I’ve been portrayed by some in this room as an opportunist. I’m far from being an opportunist. Those who know me understand that I continue to pledge my energies and resources to that in which I believe, the art and science of medicine. In the end, if we’re honest with ourselves, we’re still more about art than science.
Our new facility in Huntersville was carefully designed to create a space of calm and dignity for the body of patients for whom we provide private care. These groups of patients are routinely marginalized and rejected by the medical community. That is all I wanted to do – to create a special place for these marginalized patients.

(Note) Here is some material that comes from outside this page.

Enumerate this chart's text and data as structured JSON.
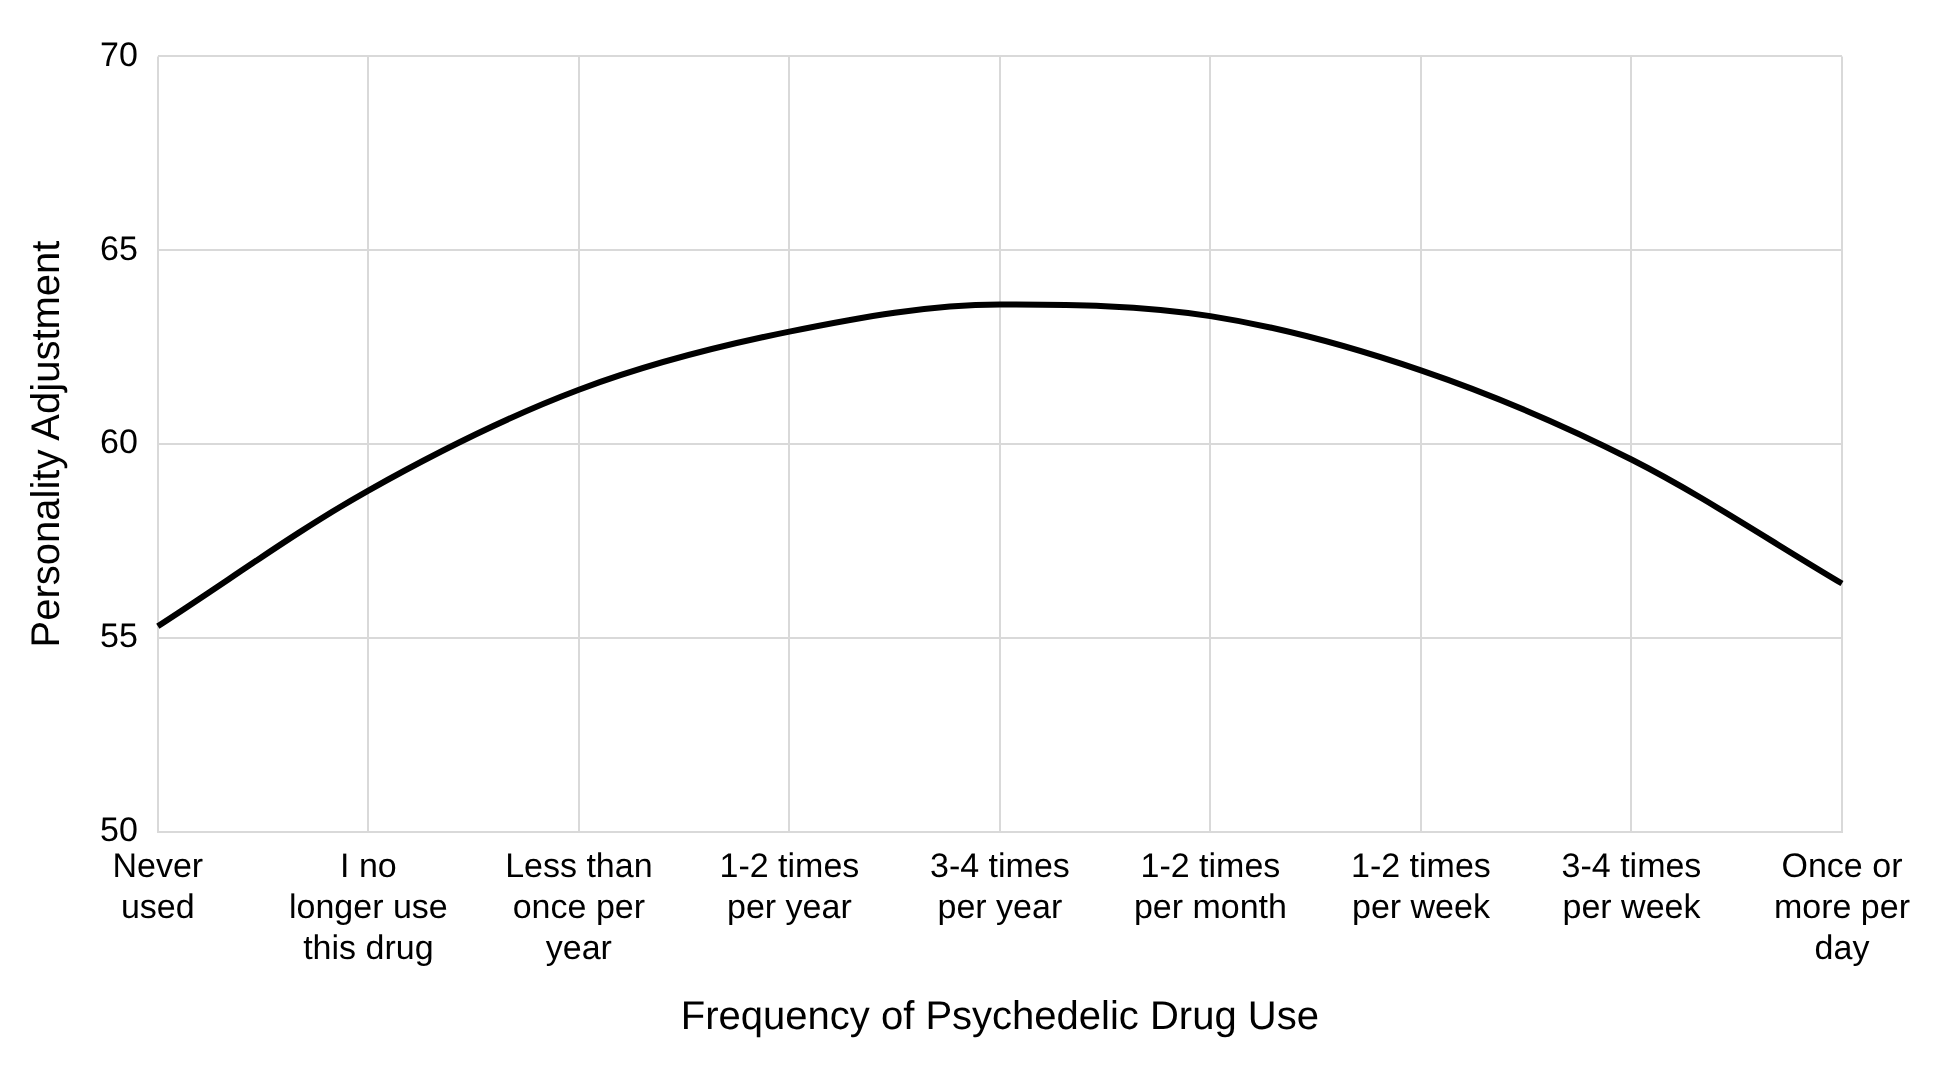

To conclude, I acknowledge that the Jemsek Clinic, under my supervision, employed long term IV antibiotic care in a small number of patients where, in retrospect, and despite our best efforts, little sustained or durable benefit could be demonstrated. We note that a written informed consent policy was in place at the time that the claimants were treated and that all patients were specifically advised of the options for treating Lyme disease, either with oral or IV therapy.
We note that, in rare cases, multiple PICC line malfunctions occurred, including infection and sepsis, but in all cases clinical improvement was our goal. Whereas, we would like to resolve this matter without the need for more formal hearings, we have drafted a consent order which speaks forcefully to the factors considered by the Board in coming to their decision of last month. We’ve agreed to a 13-point disposition, which we would respectfully submit to the Board today by Counsel Jim Wilson.
I will accept the Board’s decision, but want the Board to recognize that I’ve done a great deal of good for the citizens of North Carolina in my 26 years of practice here. We are all on a journey in life and every physician wants the opportunity to fulfill the oath that he or she took in becoming a physician to benefit their fellow human being. For these opportunities, I’m humbled and grateful as I realize these are not necessarily available to everyone. I feel very fortunate to have had this opportunity.
Last fall, before I was aware of impending Board action of this nature, I wrote a letter to all the heads of Infectious Disease departments at all the universities in the Carolinas and invited them to collaborate with me in HIV and Lyme research, given our special populations and research personnel in place. Months earlier, I was honored to deliver Grand Rounds at Duke University on the subject of Lyme Borreliosis. I now offer a standing invitation to any academic gathering under their forum of choice, in order to discuss the issue of Lyme Borreliosis Complex.
In closing, I would like to continue that offer of collaboration with those Members of the Board who are sitting here today. You’re welcome to come see me at any time and see for yourself what we do. Thank you very much.